Magazine Journal intime

Alimentaire, mon Cher Loukoum

Publié le 27 mai 2009 par Geradon

Je n’avais jamais eu le goût de ces affaires étranges dont sont friands les journaux et leurs lecteurs compulsifs. J’étais très embêté par le sang, les drogues ; et la vertu des femmes m’était sacrée. Dieu savait dès lors que les trois premières semaines de ma collaboration avec Sebastian Böll avaient été éprouvantes pour moi. Nous avions reçu la visite de divers individus tourmentés par leurs cas, des hommes pour la plupart qui, voulant éviter la publicité d’une procédure judiciaire, avaient choisi plutôt de consulter Sieur Böll, l’expert autoproclamé de l’Autour. J’avais roulé les yeux au plafond quand mon employeur, de dos, attisant le feu dans l’âtre, m’avait soumis cette singulière nomenclature. Quelle sorte de nigaud pouvait bien être un Expert de l’Autour ? Ne ferais-je pas mieux de briser le contrat qui nous liait et de retourner au plus vite à mes Mathématiques ? Comme pour répondre, toujours tourné vers les braises, Böll avait dit :
“Je sais ce que vous pensez, Gordon, et je n’en pense pas moins. J’en pense justement davantage ; on n’attrape pas les mouches avec du vinaigre, et croyez-moi quand je vous dis que chaque individu affligé d’un cas se pense particulier, croit nager dans l’Autour. Voilà pourquoi j’ai opté pour cette nomenclature, aussi ridicule soit-elle. Vous devez, Gordon, pour la réussite commerciale, avoir confiance en la nomenclature !”

De Böll émanait cette sorte d’assurance qui peut mettre hors de soi. Sa stratégie me semblait venue d’un autre monde. Sa manière de mener sa petite entreprise – depuis les élans éthérés qu’il imprimait au paraître de celle-ci, jusqu’à ses méthodes de résolution des cas, que je décris dans ce récit, en passant par le choix de son assistant – moi-même ! –, tout cela me paraissait pour le moins fantasque. Mais ce pourquoi tout ceci n’est pas resté anecdotique, ne s’est pas cantonné à l’œuvre d’un farfelu, est réellement la raison pour laquelle j’ai décidé de tenir ce journal. Car après l’affaire Alice Westminster, tout ce que j’avais pu penser de Sebastian Böll s’en trouva bouleversé.

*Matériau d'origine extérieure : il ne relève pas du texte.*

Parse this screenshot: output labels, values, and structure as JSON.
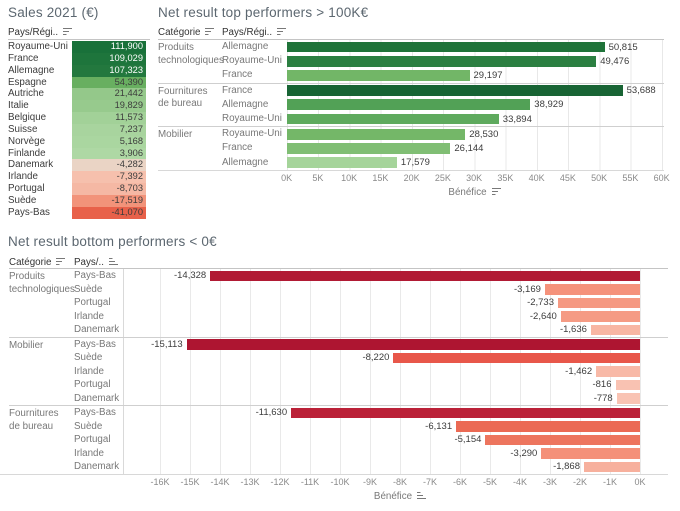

Ce jour-là, Sebastian Böll m’observait, amusé, roulant entre ses doigts une feuille d’un thé particulier qu’il venait de prélever d’une boîte en métal. Il était étendu sur sa chaise, ses jambes croisées à la droite de son bureau d’acajou. Je venais de lui poser une question pour le moins directe. La pendule indiquait onze heure.
“Ce que vous signifiez pour cette entreprise, répondit-il après un temps, ce que vous signifiez : autant que moi.
— Böll…, commençais-je, las.
— Ecoutez ceci, Gordon : l’entreprise vous doit autant qu’à moi ; et maintenant, que cela vous suffise puisque ça lui suffit !” En un temps Böll glissa le rouleau de cette feuille de thé sur sa gencive inférieure et, après un spasme, fit le signe du silence. Il croisa les mains derrière sa nuque, nicha sa tête au creux de ses paumes et, par la force des choses, je dus m’en tenir à cela.